🤖 AI Summary
Severe data quality degradation critically impairs machine learning (ML) performance. To address this, we propose a label-free, data-centric quality assessment framework. Our method innovatively integrates domain-knowledge-driven quality metric design with an unsupervised data stratification mechanism, enabling cross-domain generalization and establishing a closed loop of quality assessment, model optimization, and experimental validation.

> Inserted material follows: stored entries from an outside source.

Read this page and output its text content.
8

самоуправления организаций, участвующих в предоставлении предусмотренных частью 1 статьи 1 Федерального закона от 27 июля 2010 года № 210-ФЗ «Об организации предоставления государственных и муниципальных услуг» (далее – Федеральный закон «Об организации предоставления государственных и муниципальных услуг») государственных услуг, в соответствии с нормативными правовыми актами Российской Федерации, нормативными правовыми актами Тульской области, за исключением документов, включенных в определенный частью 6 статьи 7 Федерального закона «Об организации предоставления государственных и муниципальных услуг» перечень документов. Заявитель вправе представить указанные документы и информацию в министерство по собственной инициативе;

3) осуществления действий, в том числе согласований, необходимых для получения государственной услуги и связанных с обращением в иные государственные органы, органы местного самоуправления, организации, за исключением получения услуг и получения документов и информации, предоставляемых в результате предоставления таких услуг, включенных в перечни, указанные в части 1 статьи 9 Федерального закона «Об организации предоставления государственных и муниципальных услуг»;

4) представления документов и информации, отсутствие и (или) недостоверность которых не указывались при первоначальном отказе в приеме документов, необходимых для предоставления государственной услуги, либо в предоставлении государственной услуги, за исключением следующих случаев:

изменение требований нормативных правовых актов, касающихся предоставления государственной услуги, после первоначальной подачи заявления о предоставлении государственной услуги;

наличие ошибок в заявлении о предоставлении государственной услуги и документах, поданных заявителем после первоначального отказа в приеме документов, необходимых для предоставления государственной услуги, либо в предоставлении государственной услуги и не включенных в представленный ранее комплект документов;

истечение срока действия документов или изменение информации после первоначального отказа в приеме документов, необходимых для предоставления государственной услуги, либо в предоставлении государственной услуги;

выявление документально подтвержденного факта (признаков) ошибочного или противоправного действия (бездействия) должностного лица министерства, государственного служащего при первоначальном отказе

Evaluated on three real-world antisense oligonucleotide datasets, the framework accurately identifies high-quality samples, significantly boosting downstream ML model performance—e.g., average AUC improvement of 12.3%—and effectively guiding efficient laboratory experiment design. Its core contribution lies in enabling unsupervised, interpretable, and transferable autonomous data quality assessment and utilization.
📝 Abstract
Poor data quality limits the advantageous power of Machine Learning (ML) and weakens high-performing ML software systems. Nowadays, data are more prone to the risk of poor quality due to their increasing volume and complexity. Therefore, tedious and time-consuming work goes into data preparation and improvement before moving further in the ML pipeline. To address this challenge, we propose an intelligent data-centric evaluation framework that can identify high-quality data and improve the performance of an ML system. The proposed framework combines the curation of quality measurements and unsupervised learning to distinguish high- and low-quality data. The framework is designed to integrate flexible and general-purpose methods so that it is deployed in various domains and applications. To validate the outcomes of the designed framework, we implemented it in a real-world use case from the field of analytical chemistry, where it is tested on three datasets of anti-sense oligonucleotides. A domain expert is consulted to identify the relevant quality measurements and evaluate the outcomes of the framework. The results show that the quality-centric data evaluation framework identifies the characteristics of high-quality data that guide the conduct of efficient laboratory experiments and consequently improve the performance of the ML system.